Her eyes flashed with anger, and she looked like she might try to rake him with her long nails. “You got no right to talk to me like that. You got no right to try to run me out of town. What about my husband, my kids?”

“I’m not the one running you out of town. In fact, the Others would like you to stay, if only for the excuse of killing you slowly. As for your children, Frances has been removed from your home for her own safety. Or weren’t you aware that your son was making the first moves to pimp his little sister?”

She knew. He saw it in her eyes before she looked down at the table.

“Clarence is an accessory to the abduction of a young woman, and he will go to prison.”

“What?” Fear, and a hefty dose of shock, filled her face.

“Cyrus Montgomery abducted a young woman around noon today. He managed to get out of the city with her. Every police department in every city in the Northeast is now involved in the manhunt. We will find him. The only question will be if Cyrus and Clarence are charged with kidnapping or with murder if the woman doesn’t survive.”

Sandee swayed. “What?” The word was barely a sound. “Clarence is a boy. He’s just a boy.”

“His crime is not a youthful mistake, Sandee.
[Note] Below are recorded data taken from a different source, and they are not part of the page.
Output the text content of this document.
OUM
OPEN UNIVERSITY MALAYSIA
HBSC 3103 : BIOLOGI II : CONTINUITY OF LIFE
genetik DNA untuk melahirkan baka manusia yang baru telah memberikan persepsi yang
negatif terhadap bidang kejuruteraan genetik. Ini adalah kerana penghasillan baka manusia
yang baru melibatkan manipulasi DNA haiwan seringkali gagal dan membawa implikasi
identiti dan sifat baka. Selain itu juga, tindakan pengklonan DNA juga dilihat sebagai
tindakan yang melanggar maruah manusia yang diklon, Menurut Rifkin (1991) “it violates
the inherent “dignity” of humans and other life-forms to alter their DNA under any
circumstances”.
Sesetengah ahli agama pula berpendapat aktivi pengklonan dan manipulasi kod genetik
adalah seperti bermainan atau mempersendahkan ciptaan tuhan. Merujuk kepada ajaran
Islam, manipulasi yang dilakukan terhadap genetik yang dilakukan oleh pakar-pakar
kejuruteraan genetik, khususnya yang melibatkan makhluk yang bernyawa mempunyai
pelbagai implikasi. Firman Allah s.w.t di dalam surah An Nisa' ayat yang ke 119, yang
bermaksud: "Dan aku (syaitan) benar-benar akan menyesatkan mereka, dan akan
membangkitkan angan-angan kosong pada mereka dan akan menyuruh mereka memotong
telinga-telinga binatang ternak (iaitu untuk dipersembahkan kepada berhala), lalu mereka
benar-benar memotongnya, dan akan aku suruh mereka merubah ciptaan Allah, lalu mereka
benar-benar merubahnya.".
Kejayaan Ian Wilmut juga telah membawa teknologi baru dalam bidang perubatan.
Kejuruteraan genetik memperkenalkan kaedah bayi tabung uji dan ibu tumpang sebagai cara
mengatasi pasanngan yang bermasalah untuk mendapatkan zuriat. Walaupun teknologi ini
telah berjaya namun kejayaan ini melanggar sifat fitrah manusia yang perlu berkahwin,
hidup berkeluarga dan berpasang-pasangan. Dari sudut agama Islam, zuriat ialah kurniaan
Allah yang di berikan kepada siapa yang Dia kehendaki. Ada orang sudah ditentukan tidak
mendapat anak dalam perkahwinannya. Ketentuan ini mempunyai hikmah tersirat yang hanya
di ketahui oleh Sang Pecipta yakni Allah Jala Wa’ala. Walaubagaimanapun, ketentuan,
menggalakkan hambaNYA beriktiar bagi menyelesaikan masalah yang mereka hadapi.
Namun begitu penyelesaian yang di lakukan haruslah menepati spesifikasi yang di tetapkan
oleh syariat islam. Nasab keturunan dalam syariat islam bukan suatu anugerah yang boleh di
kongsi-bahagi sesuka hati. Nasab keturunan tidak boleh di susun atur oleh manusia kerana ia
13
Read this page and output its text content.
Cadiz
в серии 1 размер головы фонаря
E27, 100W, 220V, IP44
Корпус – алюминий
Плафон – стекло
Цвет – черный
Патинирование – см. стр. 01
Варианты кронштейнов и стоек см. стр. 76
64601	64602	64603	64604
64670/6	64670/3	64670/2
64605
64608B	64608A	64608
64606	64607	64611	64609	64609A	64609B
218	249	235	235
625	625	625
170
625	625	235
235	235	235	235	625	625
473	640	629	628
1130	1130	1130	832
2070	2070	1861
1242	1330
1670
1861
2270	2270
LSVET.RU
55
His actions, like yours, were an attack on the terra indigene. Going to prison is the only chance he has of surviving. The Others don’t often kill children, but I can tell you with no doubt at all that Clarence won’t last a day if we release him.”

He’d gutted her, finally got past her self-involvement for her to understand how bad things were.

“I want to talk to CJ,” Sandee said.

“No.”

“Twyla then. I want to talk to Twyla.”

“No.” Burke pulled out a photograph of the unlabeled jar of skin cream and set it on the table. “Want to tell me where you got this?”

“Piss off.”

He shrugged. “We’re testing it—along with all your other lotions—but I’m pretty sure this is what injured the Sanguinati who bit you. So you should know that, no matter where you resettle, the Sanguinati are going to be watching you from now on. They’ll know everyone you talk to, everyone you sleep with, every purchase you make, legal or otherwise. And sooner or later, they will kill you.”

“You’ve got to protect me!”

“No one is going to start a pissing contest with the terra indigene to protect you, not when it could end with the whole city being destroyed.”

“I’ll never be safe,” she whispered.

Burke leaned forward and tapped the photograph. “Tell me about this. Tell me where you got it, what you know about who’s making it—because this is a death sentence for the people of this city, maybe for people in every city. We’ll have corpses stacked floor to ceiling in the morgue just like we did after that storm last month. You tell me where you got this, and I’ll arrest you for possession of drugs and you can go to jail for a little while. Long enough for the Sanguinati to forget about you. You wouldn’t be free, but you’d have a place to sleep and three meals a day because the prisons have their own farms and grow most of their own food—and you’ll stay alive. That’s a better deal than you’ll get outside.”

In the end, she told him what he wanted to know and he arrested her for the drugs and had her taken away to be processed.

Already tired and knowing they had a long way to go before any of them could breathe easy—if they could ever again—Burke walked out of the interrogation room and found Commander Louis Gresh waiting for him.

“You heard?” Burke asked, tipping his head to indicate the observation room.

“Sometimes you’re a bastard,” Gresh said quietly.

“I got the information we needed, and I made the deal that would give Sandee and Clarence a chance to live.”